ICD seems to be the only alternative at present. All of the criticisms of DSM regarding reliability, validity and pressure from special interests outside the medical profession could easily be turned on the WHO and its ICD.
I say: be careful what you wish for. Comprehensive counter-proposals are necessary, not just critiques and complaints.
If someone knows of a comprehensive counter-proposal, or a historical/critical literature on the ICD process regarding psychiatric conditions, I would be grateful if someone could direct me to those sources.
Richard,
Excellent points. The short answer is I don’t know the answers, but have the same questions. The resident resource on this issue is Suzy Chapman of dxrevisionwatch who is encyclopedic on this topic. I’ll get to this topic myself at some point, but in the interim, I’d peruse her site.
Thanks,
Mickey,
Thank you. I don’t want to give the impression I am unsympathetic to the critiques (heck, I agree with just about everything you write and greatly appreciate the way in which you express yourself — more autobiographical reflections are always welcome, as I am a refugee from that DSM-III transitional era).

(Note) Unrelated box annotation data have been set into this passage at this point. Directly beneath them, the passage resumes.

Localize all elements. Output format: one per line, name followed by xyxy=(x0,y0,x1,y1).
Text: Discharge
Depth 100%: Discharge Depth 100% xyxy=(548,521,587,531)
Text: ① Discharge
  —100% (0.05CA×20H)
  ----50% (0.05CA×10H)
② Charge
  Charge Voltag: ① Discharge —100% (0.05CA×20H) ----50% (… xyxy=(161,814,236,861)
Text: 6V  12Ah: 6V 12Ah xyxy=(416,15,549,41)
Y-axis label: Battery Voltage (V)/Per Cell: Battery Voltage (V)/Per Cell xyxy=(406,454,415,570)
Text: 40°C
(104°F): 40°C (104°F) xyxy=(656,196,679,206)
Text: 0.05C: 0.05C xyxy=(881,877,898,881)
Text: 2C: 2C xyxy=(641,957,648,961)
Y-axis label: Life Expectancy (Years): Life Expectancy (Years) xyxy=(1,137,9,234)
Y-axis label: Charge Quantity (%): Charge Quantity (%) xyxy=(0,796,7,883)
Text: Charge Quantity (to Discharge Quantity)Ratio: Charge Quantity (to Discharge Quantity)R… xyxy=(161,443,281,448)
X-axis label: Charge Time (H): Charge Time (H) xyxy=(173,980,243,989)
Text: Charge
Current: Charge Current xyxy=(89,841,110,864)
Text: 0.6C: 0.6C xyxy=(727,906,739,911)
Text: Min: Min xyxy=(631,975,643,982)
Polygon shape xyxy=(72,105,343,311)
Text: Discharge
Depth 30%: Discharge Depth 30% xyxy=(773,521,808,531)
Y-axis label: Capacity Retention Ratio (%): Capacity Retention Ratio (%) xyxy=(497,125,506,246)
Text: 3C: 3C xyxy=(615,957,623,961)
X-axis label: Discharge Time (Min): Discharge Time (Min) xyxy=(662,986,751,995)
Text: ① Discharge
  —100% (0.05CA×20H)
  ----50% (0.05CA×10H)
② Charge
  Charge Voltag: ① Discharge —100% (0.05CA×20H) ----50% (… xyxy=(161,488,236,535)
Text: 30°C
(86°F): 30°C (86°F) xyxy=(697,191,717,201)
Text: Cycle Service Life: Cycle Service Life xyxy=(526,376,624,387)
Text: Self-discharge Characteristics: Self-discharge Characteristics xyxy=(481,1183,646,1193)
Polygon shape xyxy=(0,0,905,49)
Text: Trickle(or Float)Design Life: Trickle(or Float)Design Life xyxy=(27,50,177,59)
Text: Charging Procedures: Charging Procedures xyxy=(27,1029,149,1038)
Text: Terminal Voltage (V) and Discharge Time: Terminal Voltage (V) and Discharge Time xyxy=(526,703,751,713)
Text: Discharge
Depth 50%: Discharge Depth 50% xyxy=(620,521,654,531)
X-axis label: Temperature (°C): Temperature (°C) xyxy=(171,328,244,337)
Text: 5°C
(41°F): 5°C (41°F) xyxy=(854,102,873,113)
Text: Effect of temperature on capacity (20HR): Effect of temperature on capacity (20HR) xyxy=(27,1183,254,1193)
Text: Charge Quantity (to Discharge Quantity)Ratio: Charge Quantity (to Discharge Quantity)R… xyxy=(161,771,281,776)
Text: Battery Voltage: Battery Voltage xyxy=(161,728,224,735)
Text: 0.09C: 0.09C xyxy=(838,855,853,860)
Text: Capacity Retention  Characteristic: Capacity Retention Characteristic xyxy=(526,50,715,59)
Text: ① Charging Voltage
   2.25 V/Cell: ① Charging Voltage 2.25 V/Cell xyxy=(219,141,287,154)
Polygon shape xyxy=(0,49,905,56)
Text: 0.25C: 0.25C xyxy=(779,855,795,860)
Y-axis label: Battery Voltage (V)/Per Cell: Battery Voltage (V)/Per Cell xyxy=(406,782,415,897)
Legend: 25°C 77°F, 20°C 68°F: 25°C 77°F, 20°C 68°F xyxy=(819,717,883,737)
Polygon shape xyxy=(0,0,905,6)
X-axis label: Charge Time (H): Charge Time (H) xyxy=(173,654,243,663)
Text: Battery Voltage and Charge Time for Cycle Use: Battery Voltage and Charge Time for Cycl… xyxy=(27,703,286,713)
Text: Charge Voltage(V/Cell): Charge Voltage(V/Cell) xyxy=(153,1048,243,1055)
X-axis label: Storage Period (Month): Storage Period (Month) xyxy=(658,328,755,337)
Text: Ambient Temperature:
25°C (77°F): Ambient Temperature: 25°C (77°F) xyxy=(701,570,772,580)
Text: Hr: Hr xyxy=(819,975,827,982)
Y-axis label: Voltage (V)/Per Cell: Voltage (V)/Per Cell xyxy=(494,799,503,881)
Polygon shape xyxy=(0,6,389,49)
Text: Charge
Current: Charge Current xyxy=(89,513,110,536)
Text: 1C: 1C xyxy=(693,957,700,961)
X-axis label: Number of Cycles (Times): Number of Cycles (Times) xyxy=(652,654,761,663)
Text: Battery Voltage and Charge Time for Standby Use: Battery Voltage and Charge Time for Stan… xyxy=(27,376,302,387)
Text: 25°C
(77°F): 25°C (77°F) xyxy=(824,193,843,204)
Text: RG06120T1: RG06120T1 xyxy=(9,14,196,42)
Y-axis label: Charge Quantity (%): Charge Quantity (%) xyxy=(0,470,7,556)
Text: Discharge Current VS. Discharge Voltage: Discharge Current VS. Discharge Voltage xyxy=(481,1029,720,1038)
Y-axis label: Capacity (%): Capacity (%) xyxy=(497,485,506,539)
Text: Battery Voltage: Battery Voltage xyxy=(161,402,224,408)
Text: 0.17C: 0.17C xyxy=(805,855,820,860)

I will check out Chapman’s site.
Richard
Richard Noll, I would like, most respectfully, to point in the direction of international human rights and the continually accumulating documentation collected by survivors of psychiatric abuse in many parts of the world, culminating in the UN CRPD treatey, ratification of which was recently voted down by the US Congress. But the challenge is alive, see http://www.chrusp.org
Berit BJ, thank you. I was unaware of this organization.
Speck,
You make a good point.
But would physicians and researchers not be asked to ally themselves with those implicitly (and explicitly) linking them as a whole to the Nazis and Dr. Mengele and his ilk? This site is run by a psychiatrist and there are multiple Nazi analogies being made in the comments section of this page alone. Few clinicians and researchers are going to question the right of an individual to be outraged at what happened to their loved one. At the same time I can’t see how people in those fields are going to join in when their identity is simply vilified.
What seems to set Dr. Goldacre’s campaign apart is that he is not saying that the bulk of those who work in these fields are evil or terribly misguided. He’s certainly not making direct comparisons to death camps. He is putting forward a message that has at least some chance of garnering support from a large number of individuals within the fields and corporations themselves.
One challenge is that there is a lot of money to be gained for those supporting the DSM-5 but not much money to be gained for those opposing it. A possible exception being in the changes in the autism category and that is where there has probably been the most effective counter-campaigns have been mounted.
For better or for worse, appropriately classifying more people as bereaved isn’t going to make people a lot more money. So it’s hard to generate the same motivation. Sadly.